Minimum Stres, Maksimum Verim

Minimum Stres, Maksimum Verim

İnsan hayatının önemli bir kısmı iş ortamında geçmektedir. Bu nedenle her insan için iş hayatının huzurlu olması ve mutluluk veren nitelikler taşıması çok önem taşımaktadır. İş ortamında yaşanan sorunlar hemen her zaman hayatın geri kalan zamanında yaşanan ilişkileri de etkiler. Bu nedenle özellikle stresli bir iş ortamında çalışanların stresin yarattığı ruhsal etkileri azaltmanın yollarını bulması gerekmektedir. Aşağıda bu konuyla ilgili çeşitli öneriler ele alınacaktır.

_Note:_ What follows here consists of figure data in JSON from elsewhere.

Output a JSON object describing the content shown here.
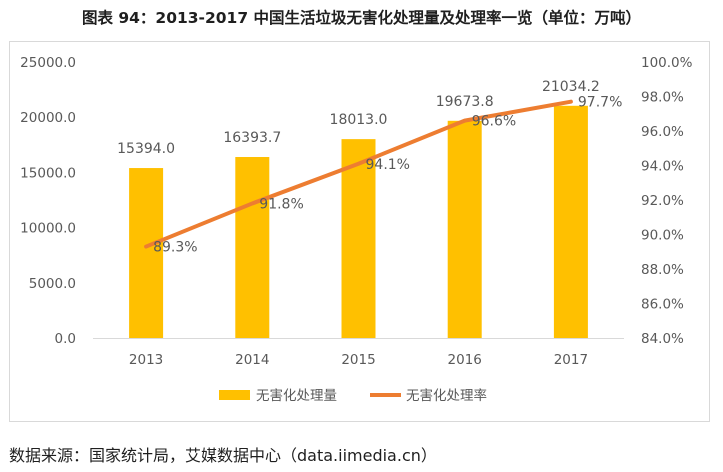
{
  "title": "图表 94：2013-2017 中国生活垃圾无害化处理量及处理率一览（单位：万吨）",
  "source": "数据来源：国家统计局，艾媒数据中心（data.iimedia.cn）",
  "chart_data": {
    "type": "bar",
    "categories": [
      "2013",
      "2014",
      "2015",
      "2016",
      "2017"
    ],
    "series": [
      {
        "name": "无害化处理量",
        "kind": "bar",
        "axis": "left",
        "color": "#ffc000",
        "values": [
          15394.0,
          16393.7,
          18013.0,
          19673.8,
          21034.2
        ],
        "labels": [
          "15394.0",
          "16393.7",
          "18013.0",
          "19673.8",
          "21034.2"
        ]
      },
      {
        "name": "无害化处理率",
        "kind": "line",
        "axis": "right",
        "color": "#ed7d31",
        "values": [
          89.3,
          91.8,
          94.1,
          96.6,
          97.7
        ],
        "labels": [
          "89.3%",
          "91.8%",
          "94.1%",
          "96.6%",
          "97.7%"
        ]
      }
    ],
    "y_left": {
      "range": [
        0,
        25000
      ],
      "ticks": [
        "0.0",
        "5000.0",
        "10000.0",
        "15000.0",
        "20000.0",
        "25000.0"
      ]
    },
    "y_right": {
      "range": [
        84,
        100
      ],
      "ticks": [
        "84.0%",
        "86.0%",
        "88.0%",
        "90.0%",
        "92.0%",
        "94.0%",
        "96.0%",
        "98.0%",
        "100.0%"
      ]
    },
    "legend": {
      "position": "bottom"
    },
    "grid": false
  }
}
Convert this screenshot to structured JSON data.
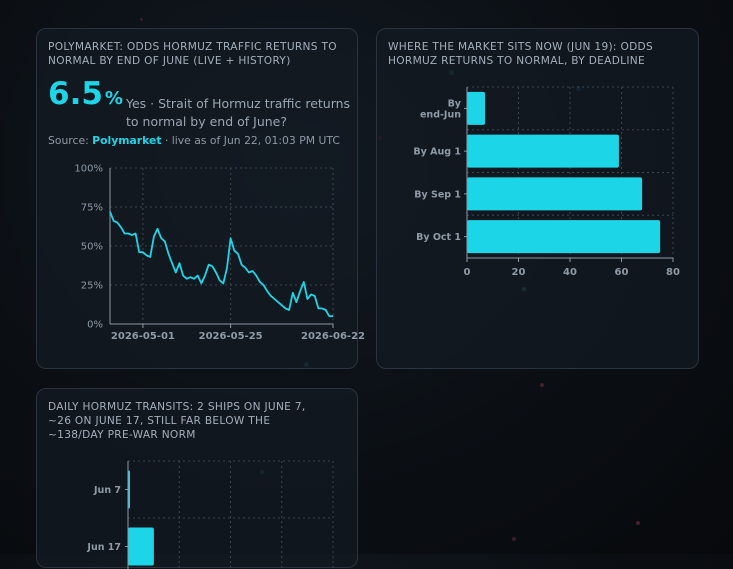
{
  "card1": {
    "title": "POLYMARKET: ODDS HORMUZ TRAFFIC RETURNS TO NORMAL BY END OF JUNE (LIVE + HISTORY)",
    "big_value": "6.5",
    "big_unit": "%",
    "description": "Yes · Strait of Hormuz traffic returns to normal by end of June?",
    "source_label": "Source:",
    "source_name": "Polymarket",
    "source_suffix": "· live as of Jun 22, 01:03 PM UTC"
  },
  "card2": {
    "title": "WHERE THE MARKET SITS NOW (JUN 19): ODDS HORMUZ RETURNS TO NORMAL, BY DEADLINE"
  },
  "card3": {
    "title": "DAILY HORMUZ TRANSITS: 2 SHIPS ON JUNE 7, ~26 ON JUNE 17, STILL FAR BELOW THE ~138/DAY PRE-WAR NORM"
  },
  "colors": {
    "accent": "#1cd6e8",
    "grid": "#3a4652",
    "axis": "#8e9aa6"
  },
  "chart_data": [
    {
      "type": "line",
      "x_tick_labels": [
        "2026-05-01",
        "2026-05-25",
        "2026-06-22"
      ],
      "y_tick_labels": [
        "0%",
        "25%",
        "50%",
        "75%",
        "100%"
      ],
      "ylim": [
        0,
        100
      ],
      "x_range": [
        "2026-04-22",
        "2026-06-22"
      ],
      "grid": true,
      "series": [
        {
          "x": [
            "2026-04-22",
            "2026-04-23",
            "2026-04-24",
            "2026-04-25",
            "2026-04-26",
            "2026-04-27",
            "2026-04-28",
            "2026-04-29",
            "2026-04-30",
            "2026-05-01",
            "2026-05-02",
            "2026-05-03",
            "2026-05-04",
            "2026-05-05",
            "2026-05-06",
            "2026-05-07",
            "2026-05-08",
            "2026-05-09",
            "2026-05-10",
            "2026-05-11",
            "2026-05-12",
            "2026-05-13",
            "2026-05-14",
            "2026-05-15",
            "2026-05-16",
            "2026-05-17",
            "2026-05-18",
            "2026-05-19",
            "2026-05-20",
            "2026-05-21",
            "2026-05-22",
            "2026-05-23",
            "2026-05-24",
            "2026-05-25",
            "2026-05-26",
            "2026-05-27",
            "2026-05-28",
            "2026-05-29",
            "2026-05-30",
            "2026-05-31",
            "2026-06-01",
            "2026-06-02",
            "2026-06-03",
            "2026-06-04",
            "2026-06-05",
            "2026-06-06",
            "2026-06-07",
            "2026-06-08",
            "2026-06-09",
            "2026-06-10",
            "2026-06-11",
            "2026-06-12",
            "2026-06-13",
            "2026-06-14",
            "2026-06-15",
            "2026-06-16",
            "2026-06-17",
            "2026-06-18",
            "2026-06-19",
            "2026-06-20",
            "2026-06-21",
            "2026-06-22"
          ],
          "values": [
            72,
            66,
            65,
            62,
            58,
            58,
            57,
            58,
            46,
            46,
            44,
            43,
            56,
            61,
            55,
            53,
            45,
            39,
            33,
            39,
            31,
            29,
            30,
            29,
            31,
            26,
            31,
            38,
            37,
            33,
            28,
            26,
            36,
            55,
            47,
            45,
            38,
            36,
            33,
            34,
            31,
            27,
            25,
            21,
            18,
            16,
            14,
            12,
            10,
            9,
            20,
            14,
            21,
            27,
            16,
            19,
            18,
            10,
            10,
            9,
            5,
            5
          ]
        }
      ]
    },
    {
      "type": "bar",
      "orientation": "horizontal",
      "categories": [
        "By end-Jun",
        "By Aug 1",
        "By Sep 1",
        "By Oct 1"
      ],
      "values": [
        7,
        59,
        68,
        75
      ],
      "xlim": [
        0,
        80
      ],
      "x_ticks": [
        0,
        20,
        40,
        60,
        80
      ],
      "grid": true
    },
    {
      "type": "bar",
      "orientation": "horizontal",
      "categories": [
        "Jun 7",
        "Jun 17"
      ],
      "values": [
        2,
        26
      ],
      "grid": true
    }
  ]
}
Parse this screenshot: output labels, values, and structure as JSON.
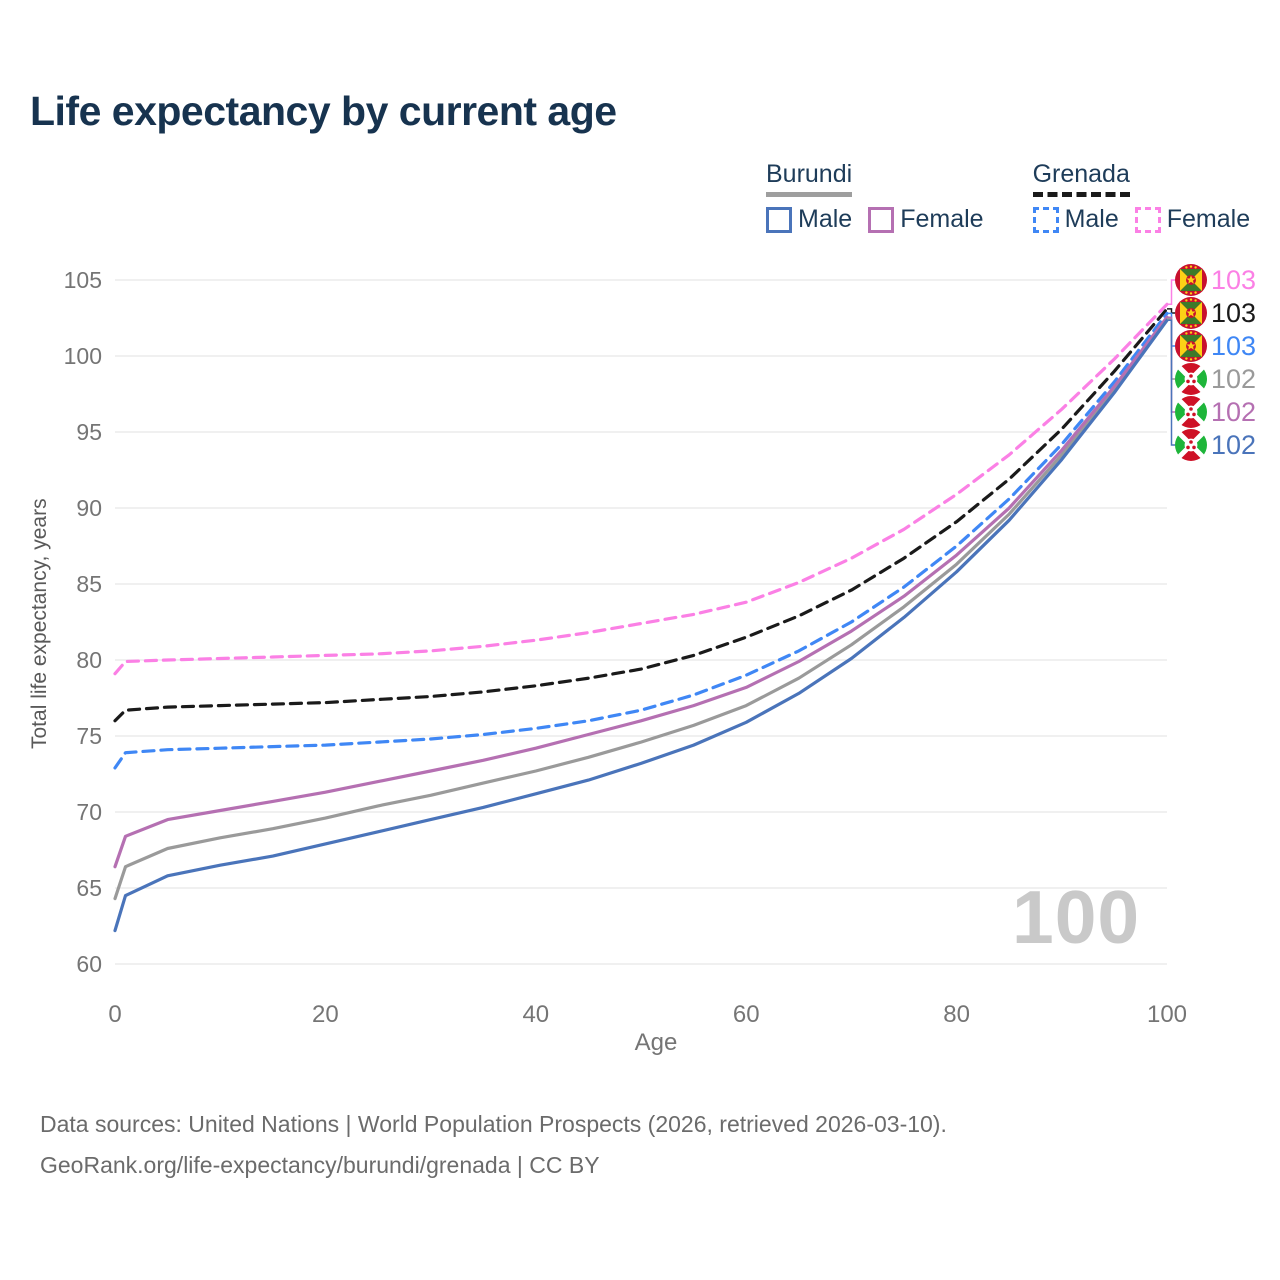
{
  "title": "Life expectancy by current age",
  "watermark": "100",
  "legend": {
    "groups": [
      {
        "country": "Burundi",
        "line_style": "solid",
        "underline_color": "#9e9e9e",
        "items": [
          {
            "label": "Male",
            "color": "#4a74ba",
            "dashed": false
          },
          {
            "label": "Female",
            "color": "#b570b2",
            "dashed": false
          }
        ]
      },
      {
        "country": "Grenada",
        "line_style": "dashed",
        "underline_color": "#1a1a1a",
        "items": [
          {
            "label": "Male",
            "color": "#3f87f5",
            "dashed": true
          },
          {
            "label": "Female",
            "color": "#fb80e5",
            "dashed": true
          }
        ]
      }
    ]
  },
  "chart_data": {
    "type": "line",
    "title": "Life expectancy by current age",
    "xlabel": "Age",
    "ylabel": "Total life expectancy, years",
    "xlim": [
      0,
      100
    ],
    "ylim": [
      60,
      105
    ],
    "x_ticks": [
      0,
      20,
      40,
      60,
      80,
      100
    ],
    "y_ticks": [
      60,
      65,
      70,
      75,
      80,
      85,
      90,
      95,
      100,
      105
    ],
    "grid": "horizontal",
    "gridline_color": "#e7e7e7",
    "axis_text_color": "#757575",
    "x": [
      0,
      1,
      5,
      10,
      15,
      20,
      25,
      30,
      35,
      40,
      45,
      50,
      55,
      60,
      65,
      70,
      75,
      80,
      85,
      90,
      95,
      100
    ],
    "series": [
      {
        "name": "Grenada Female",
        "country": "Grenada",
        "sex": "Female",
        "flag": "grenada",
        "color": "#fb80e5",
        "dashed": true,
        "end_label": "103",
        "values": [
          79.1,
          79.9,
          80.0,
          80.1,
          80.2,
          80.3,
          80.4,
          80.6,
          80.9,
          81.3,
          81.8,
          82.4,
          83.0,
          83.8,
          85.1,
          86.7,
          88.6,
          90.9,
          93.5,
          96.5,
          99.8,
          103.4
        ]
      },
      {
        "name": "Grenada Both sexes",
        "country": "Grenada",
        "sex": "Both",
        "flag": "grenada",
        "color": "#1a1a1a",
        "dashed": true,
        "end_label": "103",
        "values": [
          76.0,
          76.7,
          76.9,
          77.0,
          77.1,
          77.2,
          77.4,
          77.6,
          77.9,
          78.3,
          78.8,
          79.4,
          80.3,
          81.5,
          82.9,
          84.6,
          86.7,
          89.1,
          91.9,
          95.2,
          99.0,
          103.1
        ]
      },
      {
        "name": "Grenada Male",
        "country": "Grenada",
        "sex": "Male",
        "flag": "grenada",
        "color": "#3f87f5",
        "dashed": true,
        "end_label": "103",
        "values": [
          72.9,
          73.9,
          74.1,
          74.2,
          74.3,
          74.4,
          74.6,
          74.8,
          75.1,
          75.5,
          76.0,
          76.7,
          77.7,
          79.0,
          80.6,
          82.5,
          84.8,
          87.5,
          90.6,
          94.2,
          98.3,
          102.8
        ]
      },
      {
        "name": "Burundi Both sexes",
        "country": "Burundi",
        "sex": "Both",
        "flag": "burundi",
        "color": "#9a9a9a",
        "dashed": false,
        "end_label": "102",
        "values": [
          64.3,
          66.4,
          67.6,
          68.3,
          68.9,
          69.6,
          70.4,
          71.1,
          71.9,
          72.7,
          73.6,
          74.6,
          75.7,
          77.0,
          78.8,
          81.0,
          83.5,
          86.3,
          89.6,
          93.5,
          97.8,
          102.45
        ]
      },
      {
        "name": "Burundi Female",
        "country": "Burundi",
        "sex": "Female",
        "flag": "burundi",
        "color": "#b570b2",
        "dashed": false,
        "end_label": "102",
        "values": [
          66.4,
          68.4,
          69.5,
          70.1,
          70.7,
          71.3,
          72.0,
          72.7,
          73.4,
          74.2,
          75.1,
          76.0,
          77.0,
          78.2,
          79.9,
          81.9,
          84.2,
          86.9,
          90.0,
          93.8,
          98.0,
          102.55
        ]
      },
      {
        "name": "Burundi Male",
        "country": "Burundi",
        "sex": "Male",
        "flag": "burundi",
        "color": "#4a74ba",
        "dashed": false,
        "end_label": "102",
        "values": [
          62.2,
          64.5,
          65.8,
          66.5,
          67.1,
          67.9,
          68.7,
          69.5,
          70.3,
          71.2,
          72.1,
          73.2,
          74.4,
          75.9,
          77.8,
          80.1,
          82.8,
          85.8,
          89.2,
          93.2,
          97.6,
          102.35
        ]
      }
    ],
    "legend_position": "top-right"
  },
  "footer": {
    "line1": "Data sources: United Nations | World Population Prospects (2026, retrieved 2026-03-10).",
    "line2": "GeoRank.org/life-expectancy/burundi/grenada | CC BY"
  }
}
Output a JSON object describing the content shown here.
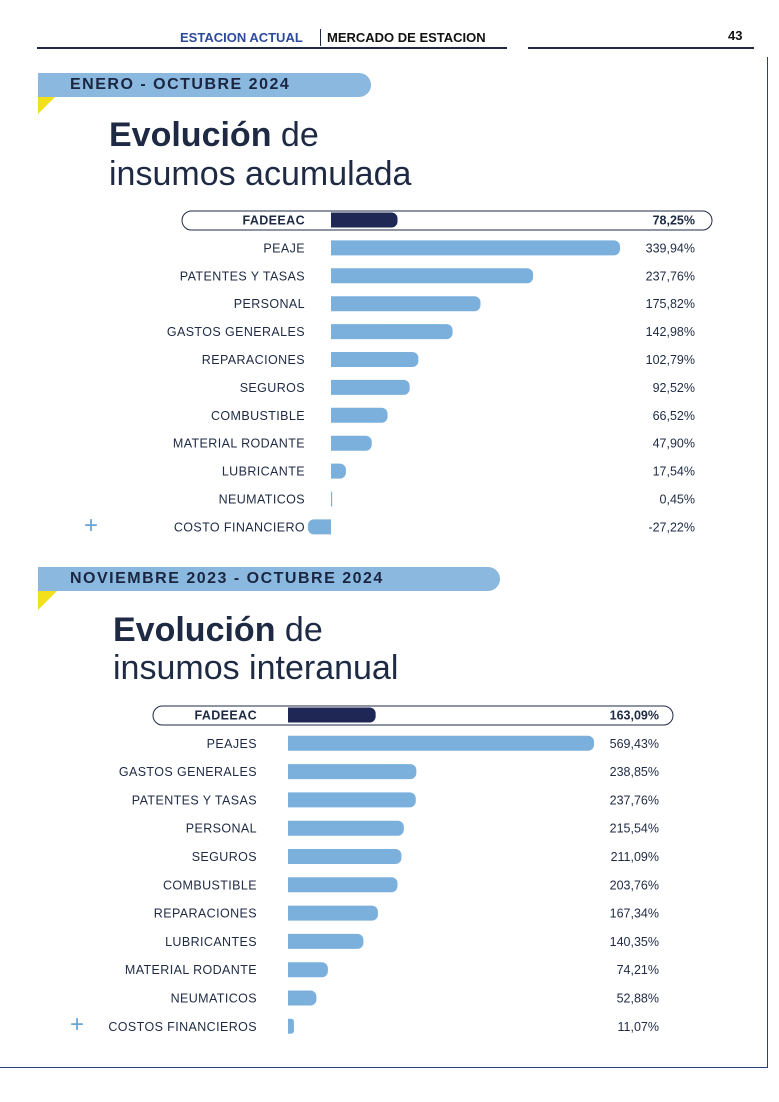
{
  "header": {
    "section": "ESTACION ACTUAL",
    "magazine": "MERCADO DE ESTACION",
    "page_number": "43"
  },
  "colors": {
    "bar": "#7bb0dc",
    "highlight_bar": "#1f2755",
    "pill": "#8ab8df",
    "accent_yellow": "#f2e01a",
    "text": "#1e2a44",
    "plus": "#6aa3d6"
  },
  "panels": [
    {
      "period": "ENERO - OCTUBRE 2024",
      "title_bold": "Evolución",
      "title_rest": " de",
      "title_line2": "insumos acumulada"
    },
    {
      "period": "NOVIEMBRE 2023 - OCTUBRE 2024",
      "title_bold": "Evolución",
      "title_rest": " de",
      "title_line2": "insumos interanual"
    }
  ],
  "chart_data": [
    {
      "type": "bar",
      "orientation": "horizontal",
      "highlight": "FADEEAC",
      "categories": [
        "FADEEAC",
        "PEAJE",
        "PATENTES Y TASAS",
        "PERSONAL",
        "GASTOS GENERALES",
        "REPARACIONES",
        "SEGUROS",
        "COMBUSTIBLE",
        "MATERIAL RODANTE",
        "LUBRICANTE",
        "NEUMATICOS",
        "COSTO FINANCIERO"
      ],
      "values": [
        78.25,
        339.94,
        237.76,
        175.82,
        142.98,
        102.79,
        92.52,
        66.52,
        47.9,
        17.54,
        0.45,
        -27.22
      ],
      "labels": [
        "78,25%",
        "339,94%",
        "237,76%",
        "175,82%",
        "142,98%",
        "102,79%",
        "92,52%",
        "66,52%",
        "47,90%",
        "17,54%",
        "0,45%",
        "-27,22%"
      ],
      "xlim": [
        -27.22,
        339.94
      ]
    },
    {
      "type": "bar",
      "orientation": "horizontal",
      "highlight": "FADEEAC",
      "categories": [
        "FADEEAC",
        "PEAJES",
        "GASTOS GENERALES",
        "PATENTES Y TASAS",
        "PERSONAL",
        "SEGUROS",
        "COMBUSTIBLE",
        "REPARACIONES",
        "LUBRICANTES",
        "MATERIAL RODANTE",
        "NEUMATICOS",
        "COSTOS FINANCIEROS"
      ],
      "values": [
        163.09,
        569.43,
        238.85,
        237.76,
        215.54,
        211.09,
        203.76,
        167.34,
        140.35,
        74.21,
        52.88,
        11.07
      ],
      "labels": [
        "163,09%",
        "569,43%",
        "238,85%",
        "237,76%",
        "215,54%",
        "211,09%",
        "203,76%",
        "167,34%",
        "140,35%",
        "74,21%",
        "52,88%",
        "11,07%"
      ],
      "xlim": [
        0,
        569.43
      ]
    }
  ]
}
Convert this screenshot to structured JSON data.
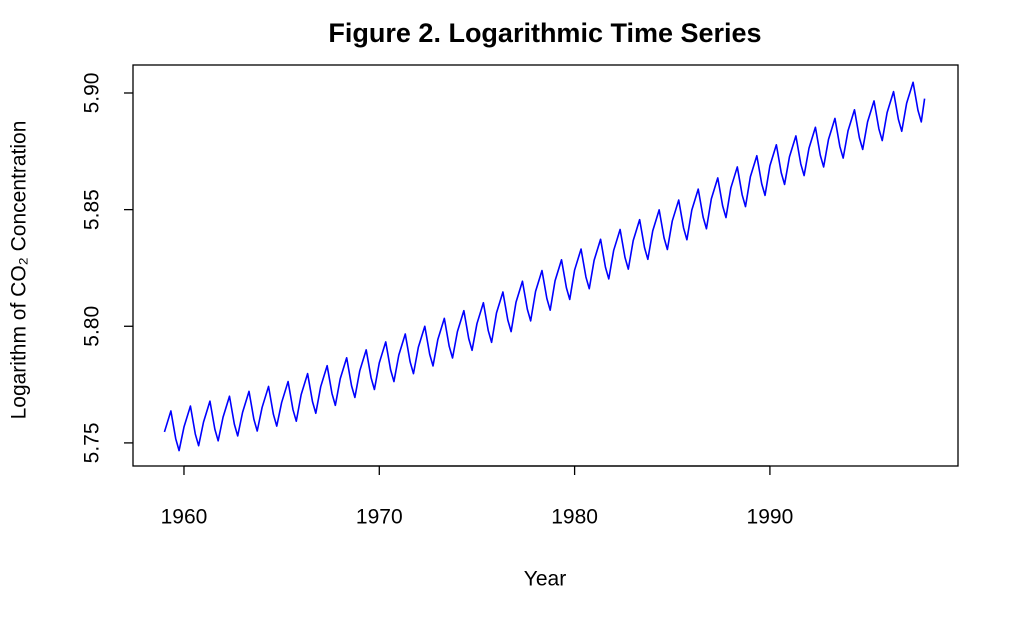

Sorunsuz bir iş hayatı hayal etmeyin
Sıkıntılı bir iş ortamında çalışanlar çoğu zaman sorunsuz bir iş hayatı hayal ederler. Sorulduğunda adeta rekabetin olmadığı, amirin kendisini kayıtsız koşulsuz koruduğu, kolladığı ve herkesin birbirine sonsuz bir anlayışla yaklaştığı bir ortam arayışı içinde olduğunu görürsünüz. Böyle düşünenlerle biraz konuşulduğunda beklentilerinin gerçeğe uymadığını kendileri de kolayca görür ve kabul ederler. Birbirinden çok farklı kişilik yapısına sahip insanların bulunduğu ve esas olarak üretime odaklı bir ortamda kaçınılmaz olarak sürekli sorun yaşanma potansiyeli vardır. Bu nedenle sorunsuz bir iş yaşamı beklemek yerine sorun çözme ve stresle baş edebilme becerilerini geliştirmeye çalışmak daha yararlı bir yaklaşımdır.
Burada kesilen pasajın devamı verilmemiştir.